The changes made by the Legislature do not affect Governor Romney, as they are scheduled to take effect on Feb. 1, 2007 when a new governor will be in office.


The Governor’s lawsuit challenges the Legislature’s action on several grounds, including that it violates the separation of powers provision of the Massachusetts Constitution. The Constitution forbids one branch of government from usurping the powers of another branch.


Currently, the Public Health Council consists of eight members and a chairman, who is the DPH commissioner. All eight members are appointed by the Governor.


Under the change in the law, the Council would grow to 17 members plus a chairman.
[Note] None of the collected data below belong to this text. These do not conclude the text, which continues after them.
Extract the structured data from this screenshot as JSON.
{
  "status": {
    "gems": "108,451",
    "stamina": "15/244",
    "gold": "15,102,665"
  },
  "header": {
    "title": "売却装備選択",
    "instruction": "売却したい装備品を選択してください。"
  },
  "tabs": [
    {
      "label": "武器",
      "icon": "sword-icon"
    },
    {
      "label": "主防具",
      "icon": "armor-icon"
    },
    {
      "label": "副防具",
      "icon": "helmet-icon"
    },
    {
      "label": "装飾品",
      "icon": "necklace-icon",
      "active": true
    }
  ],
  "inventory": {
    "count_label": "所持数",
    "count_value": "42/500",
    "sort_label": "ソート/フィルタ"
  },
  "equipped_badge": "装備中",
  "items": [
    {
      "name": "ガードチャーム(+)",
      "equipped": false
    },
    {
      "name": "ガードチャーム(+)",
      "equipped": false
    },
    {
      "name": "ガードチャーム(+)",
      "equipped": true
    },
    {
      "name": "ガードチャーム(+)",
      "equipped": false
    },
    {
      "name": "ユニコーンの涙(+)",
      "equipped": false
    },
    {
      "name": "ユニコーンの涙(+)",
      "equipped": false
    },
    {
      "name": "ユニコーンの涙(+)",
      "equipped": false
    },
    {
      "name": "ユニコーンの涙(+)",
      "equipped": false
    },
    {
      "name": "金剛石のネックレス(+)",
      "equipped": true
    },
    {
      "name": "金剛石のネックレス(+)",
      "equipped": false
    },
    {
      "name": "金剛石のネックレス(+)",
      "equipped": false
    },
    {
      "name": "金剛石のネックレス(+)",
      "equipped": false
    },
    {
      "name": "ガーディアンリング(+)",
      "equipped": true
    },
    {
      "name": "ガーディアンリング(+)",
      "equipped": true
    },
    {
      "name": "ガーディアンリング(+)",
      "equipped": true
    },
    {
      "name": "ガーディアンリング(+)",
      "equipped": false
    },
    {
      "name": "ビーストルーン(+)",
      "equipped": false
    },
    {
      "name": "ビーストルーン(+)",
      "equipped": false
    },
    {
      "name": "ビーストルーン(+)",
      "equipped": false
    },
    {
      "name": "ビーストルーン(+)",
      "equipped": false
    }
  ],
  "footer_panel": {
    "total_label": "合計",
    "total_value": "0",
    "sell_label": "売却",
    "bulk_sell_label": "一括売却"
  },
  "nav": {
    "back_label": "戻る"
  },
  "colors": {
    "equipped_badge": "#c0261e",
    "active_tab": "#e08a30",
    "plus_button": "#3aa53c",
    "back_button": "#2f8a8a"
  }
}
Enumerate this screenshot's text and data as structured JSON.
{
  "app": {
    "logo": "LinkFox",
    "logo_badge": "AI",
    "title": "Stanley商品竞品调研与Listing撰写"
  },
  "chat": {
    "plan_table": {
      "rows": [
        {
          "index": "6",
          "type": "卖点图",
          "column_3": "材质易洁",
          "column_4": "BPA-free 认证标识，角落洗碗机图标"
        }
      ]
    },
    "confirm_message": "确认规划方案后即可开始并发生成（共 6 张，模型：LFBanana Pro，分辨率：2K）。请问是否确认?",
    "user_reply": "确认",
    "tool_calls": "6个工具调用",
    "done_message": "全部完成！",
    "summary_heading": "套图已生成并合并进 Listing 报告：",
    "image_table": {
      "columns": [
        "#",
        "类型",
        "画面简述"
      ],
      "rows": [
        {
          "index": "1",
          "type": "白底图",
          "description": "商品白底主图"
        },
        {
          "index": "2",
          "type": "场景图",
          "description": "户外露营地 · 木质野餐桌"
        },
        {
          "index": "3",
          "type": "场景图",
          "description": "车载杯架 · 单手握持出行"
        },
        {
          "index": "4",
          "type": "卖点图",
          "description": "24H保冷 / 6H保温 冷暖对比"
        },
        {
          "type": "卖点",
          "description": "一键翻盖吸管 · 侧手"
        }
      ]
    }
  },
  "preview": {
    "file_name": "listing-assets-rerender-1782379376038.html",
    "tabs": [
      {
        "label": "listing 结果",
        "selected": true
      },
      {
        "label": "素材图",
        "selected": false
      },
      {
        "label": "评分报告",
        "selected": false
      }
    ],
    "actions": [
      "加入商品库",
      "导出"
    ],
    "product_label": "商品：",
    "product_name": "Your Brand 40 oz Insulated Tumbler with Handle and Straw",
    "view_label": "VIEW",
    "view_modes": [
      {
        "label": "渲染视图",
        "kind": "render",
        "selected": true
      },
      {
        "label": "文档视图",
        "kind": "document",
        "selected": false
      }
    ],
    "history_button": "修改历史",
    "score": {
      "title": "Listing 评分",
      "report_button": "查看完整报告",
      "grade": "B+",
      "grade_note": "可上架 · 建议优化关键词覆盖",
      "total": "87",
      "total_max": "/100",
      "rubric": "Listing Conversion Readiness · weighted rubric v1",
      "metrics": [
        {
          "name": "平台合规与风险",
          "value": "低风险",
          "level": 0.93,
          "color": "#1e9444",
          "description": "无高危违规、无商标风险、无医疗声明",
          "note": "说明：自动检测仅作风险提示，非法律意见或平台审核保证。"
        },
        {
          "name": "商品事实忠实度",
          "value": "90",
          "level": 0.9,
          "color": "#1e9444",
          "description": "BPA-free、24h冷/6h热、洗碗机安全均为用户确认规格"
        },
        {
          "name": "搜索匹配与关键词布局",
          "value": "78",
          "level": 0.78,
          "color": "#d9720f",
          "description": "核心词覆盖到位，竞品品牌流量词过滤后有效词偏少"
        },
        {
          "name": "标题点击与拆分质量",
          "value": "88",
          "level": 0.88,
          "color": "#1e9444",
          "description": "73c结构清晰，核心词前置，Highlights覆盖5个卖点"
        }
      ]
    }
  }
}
None of the 17 members would be appointed by the Governor, although the chairman would still be the commissioner of DPH. Of the 17, five would be directly appointed by the Legislature and the remaining members would be selected as follows:




  • The Massachusetts Hospital Association would appoint one member;
  • The Massachusetts Extended Care Federation would appoint one member;
  • The Massachusetts Medical Society would appoint two members;
  • Health Care for All, Inc. would appoint one member;
  • The Coalition for the Prevention of Medical Errors, Inc. would appoint one member;
  • The Massachusetts Public Health Association would appoint one member;
  • The Massachusetts Community Health Worker Network would appoint one member;
  • The Board of Registration in Nursing would appoint two members who would be selected by a vote of registered nurses;
  • The Secretary of Veterans’ Services would appoint one member; and
  • The Secretary of Elder Affairs would appoint one member.